- cross-posted to:
- [email protected]
- cross-posted to:
- [email protected]
we live in hell
I don’t even understand the pitch? you have the disc playing, in your hands, your ownership, no buffering, no subscription required. and they’re saying…hey do you want a worse experience?
Or just reading the file name on the DVD lol
Sure but this is actually Automatic Content Recognition, specifically Roku’s video ACR that takes snapshots twice a second.
Would it be possible to argue that this is copyright infringement? They’re basically screencapping copyrighted content at a shitty framerate and distributing it over the internet.
Whooops! You accidentally thought that companies have to follow the same rules as civies, silly you!
They’re not distributing it.

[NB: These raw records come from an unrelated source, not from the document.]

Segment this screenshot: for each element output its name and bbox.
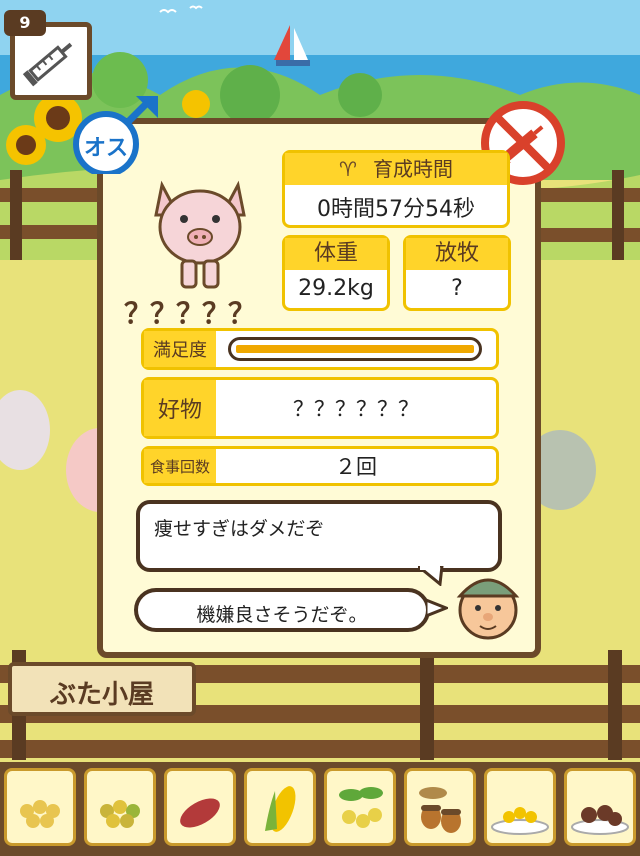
meatball-plate-icon	[571, 805, 629, 835]
meals-label: 食事回数	[144, 449, 216, 483]
growth-time-label: 育成時間	[372, 157, 453, 181]
food-slot-grain[interactable]	[4, 768, 76, 846]
release-box: 放牧 ?	[403, 235, 511, 311]
pig-portrait	[154, 180, 246, 289]
speech-bubble-2-text: 機嫌良さそうだぞ。	[196, 604, 368, 626]
growth-sprout-icon: ♈	[339, 157, 357, 181]
gender-label: オス	[83, 136, 128, 161]
syringe-icon	[22, 42, 73, 87]
male-gender-badge: オス	[70, 96, 158, 180]
release-label: 放牧	[406, 238, 508, 270]
growth-time-box: ♈ 育成時間 0時間57分54秒	[282, 150, 510, 228]
meals-value: ２回	[335, 455, 377, 479]
speech-bubble-1-text: 痩せすぎはダメだぞ	[154, 518, 325, 540]
corn-cob-icon	[265, 786, 296, 832]
syringe-count-badge: 9	[4, 10, 46, 36]
pig-hut-sign: ぶた小屋	[8, 662, 196, 716]
acorn-icon	[419, 787, 461, 833]
growth-time-header: ♈ 育成時間	[285, 153, 507, 185]
satisfaction-bar-fill	[236, 345, 474, 353]
favorite-value: ？？？？？？	[293, 397, 419, 421]
speech-bubble-2-tail	[426, 598, 448, 618]
satisfaction-row: 満足度	[141, 328, 499, 370]
speech-bubble-1-tail	[418, 566, 444, 586]
food-slot-soybean[interactable]	[324, 768, 396, 846]
sweet-potato-icon	[180, 798, 220, 828]
weight-box: 体重 29.2kg	[282, 235, 390, 311]
corn-plate-icon	[491, 807, 549, 835]
pig-name: ？？？？？	[124, 297, 256, 330]
meals-row: 食事回数 ２回	[141, 446, 499, 486]
food-slot-corn-kernels[interactable]	[84, 768, 156, 846]
favorite-label: 好物	[144, 380, 216, 436]
food-slot-sweet-potato[interactable]	[164, 768, 236, 846]
speech-bubble-2: 機嫌良さそうだぞ。	[134, 588, 430, 632]
corn-kernels-icon	[100, 800, 140, 828]
farmer-avatar	[456, 578, 520, 640]
food-slot-corn-cob[interactable]	[244, 768, 316, 846]
food-slot-acorn[interactable]	[404, 768, 476, 846]
growth-time-value: 0時間57分54秒	[317, 197, 475, 222]
release-value: ?	[451, 276, 463, 301]
food-slot-meatball-plate[interactable]	[564, 768, 636, 846]
satisfaction-bar	[228, 337, 482, 361]
weight-label: 体重	[285, 238, 387, 270]
satisfaction-label: 満足度	[144, 331, 216, 367]
food-bar	[0, 762, 640, 856]
soybean-icon	[339, 787, 383, 828]
food-slot-corn-plate[interactable]	[484, 768, 556, 846]
favorite-row: 好物 ？？？？？？	[141, 377, 499, 439]
grain-icon	[20, 800, 60, 828]
pig-hut-sign-text: ぶた小屋	[49, 680, 154, 710]
weight-value: 29.2kg	[298, 276, 374, 301]
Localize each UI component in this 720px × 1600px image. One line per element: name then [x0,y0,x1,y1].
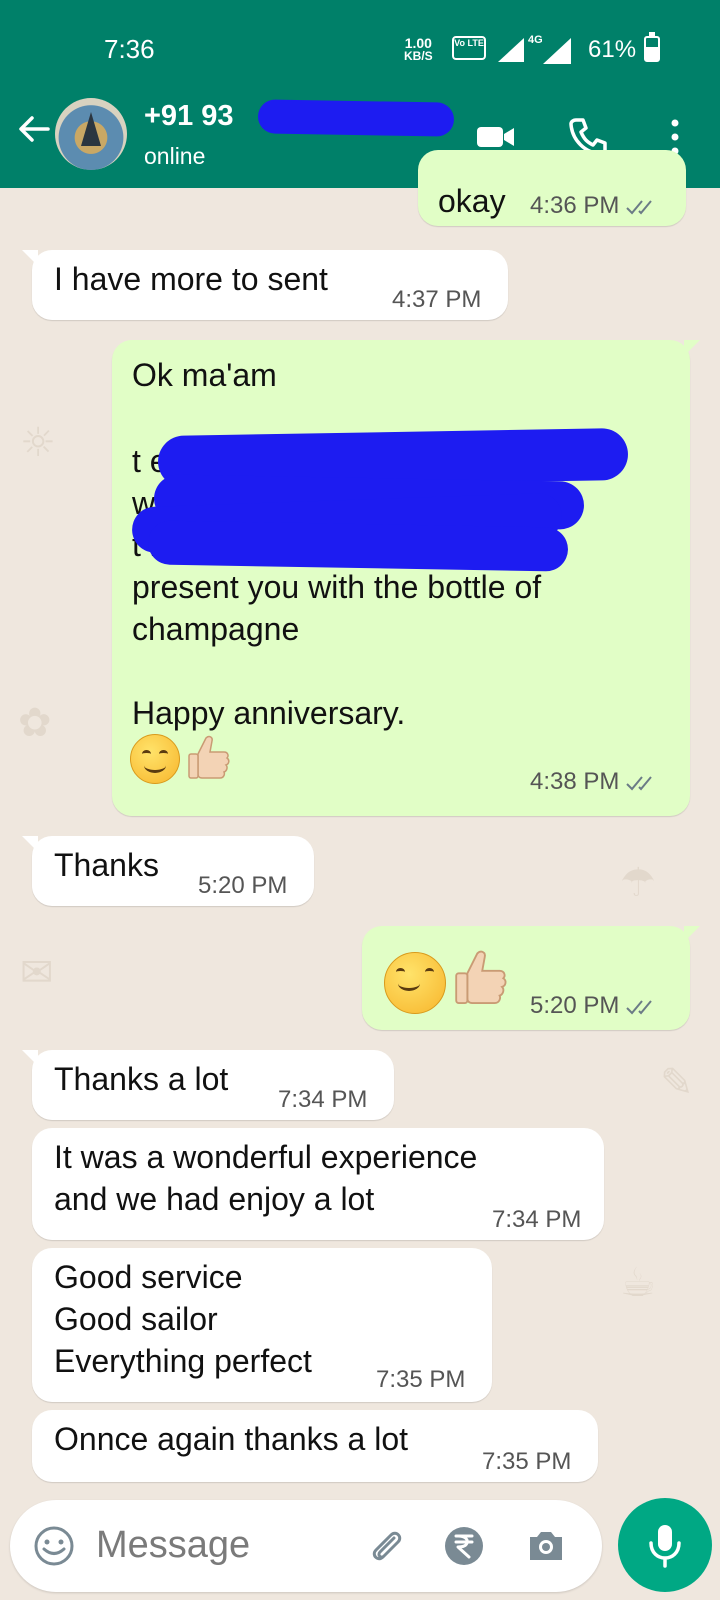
battery-percent: 61% [588,36,637,63]
status-bar: 7:36 1.00 KB/S Vo LTE 4G 61% [0,0,720,95]
message-time: 5:20 PM [198,872,288,899]
message-text: okay [438,183,506,219]
bubble-tail [22,250,38,266]
message-text: Thanks [54,847,159,883]
message-time: 5:20 PM [530,992,659,1020]
message-text: Onnce again thanks a lot [54,1421,409,1457]
thumbs-up-emoji [455,950,507,1004]
camera-icon[interactable] [524,1524,568,1568]
volte-icon: Vo LTE [452,36,486,60]
network-speed-unit: KB/S [404,49,433,63]
message-bubble-outgoing[interactable]: okay 4:36 PM [418,150,686,226]
message-bubble-incoming[interactable]: Onnce again thanks a lot 7:35 PM [32,1410,598,1482]
bubble-tail [22,1050,38,1066]
contact-name[interactable]: +91 93 [144,100,234,133]
thumbs-up-emoji [188,735,230,779]
message-input[interactable]: Message [96,1524,250,1567]
message-text: Good service Good sailor Everything perf… [54,1259,312,1379]
network-type: 4G [528,34,543,46]
emoji-icon[interactable] [32,1524,76,1568]
message-text: Thanks a lot [54,1061,229,1097]
message-bubble-incoming[interactable]: Thanks a lot 7:34 PM [22,1050,394,1120]
message-time: 4:38 PM [530,768,659,796]
voice-message-button[interactable] [618,1498,712,1592]
avatar[interactable] [55,98,127,170]
message-time: 4:37 PM [392,286,482,313]
wallpaper-doodle: ✎ [660,1060,694,1106]
message-text: Ok ma'am [132,357,277,393]
message-time: 7:35 PM [376,1366,466,1393]
network-speed: 1.00 KB/S [404,36,433,62]
status-time: 7:36 [104,34,155,64]
wallpaper-doodle: ☕ [620,1260,656,1306]
bubble-tail [22,836,38,852]
battery-level [646,46,658,60]
wallpaper-doodle: ✉ [20,950,54,996]
message-text: present you with the bottle of champagne… [132,569,542,731]
message-bubble-outgoing[interactable]: Ok ma'am t e w nt t ll present you with … [112,340,700,816]
signal-icon [543,38,571,64]
payment-rupee-icon[interactable] [442,1524,486,1568]
message-text: I have more to sent [54,261,328,297]
double-check-icon [626,1000,653,1015]
avatar-image [81,112,101,146]
message-time: 4:36 PM [530,192,659,220]
message-bubble-incoming[interactable]: Thanks 5:20 PM [22,836,314,906]
bubble-tail [684,340,700,356]
redaction-mark [147,520,569,572]
wallpaper-doodle: ☼ [20,420,56,466]
wallpaper-doodle: ☂ [620,860,656,906]
message-text: It was a wonderful experience and we had… [54,1139,478,1217]
message-bubble-incoming[interactable]: Good service Good sailor Everything perf… [32,1248,492,1402]
double-check-icon [626,200,653,215]
smiling-face-emoji [384,952,446,1014]
contact-status: online [144,143,206,169]
attachment-icon[interactable] [364,1524,408,1568]
double-check-icon [626,776,653,791]
message-time: 7:35 PM [482,1448,572,1475]
message-bubble-incoming[interactable]: I have more to sent 4:37 PM [22,250,508,320]
bubble-tail [684,926,700,942]
message-time: 7:34 PM [492,1206,582,1233]
message-bubble-outgoing[interactable]: 5:20 PM [362,926,700,1030]
message-time: 7:34 PM [278,1086,368,1113]
network-speed-value: 1.00 [404,35,432,51]
wallpaper-doodle: ✿ [18,700,52,746]
back-arrow-icon[interactable] [14,109,54,149]
redaction-mark [257,99,455,137]
message-composer: Message [10,1500,602,1592]
microphone-icon [649,1525,681,1568]
battery-icon [644,32,660,62]
signal-icon [498,38,524,62]
smiling-face-emoji [130,734,180,784]
message-bubble-incoming[interactable]: It was a wonderful experience and we had… [32,1128,604,1240]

They’re taking a screenshot, identifying the content, and transmitting hashed and aggregated data. Even if they were transmitting screenshots, they’d be transmitting it to their own systems to be hashed and analyzed, not watched.
No, see my comment to FlyingSquid about how I assume things work under the hood. The only logical design choice I can imagine is that a hash of the content snapshot is being computed locally, and only the hash is transmitted.
You agreed to it when you set up the device. It should be illegal to have incredibly obtuse and impossible to read T&C, they should make it abundantly clear exactly how much of your personal information is being given away, but unfortunately it’s legal to just have a little checkbox that lets you lie about reading them.
to be technically correct, they are not “distributing” it. They are doing the same thing shazam does for music.
Sure, but they do take snaps of the screen and send it to advertisers. Almost all “smart” TVs do this.
Only if the DVD player is built into the tv
And then someone gets the idea to find a way to play a VHS instead and be like “Let’s see you read that, you fucking spying idiots!”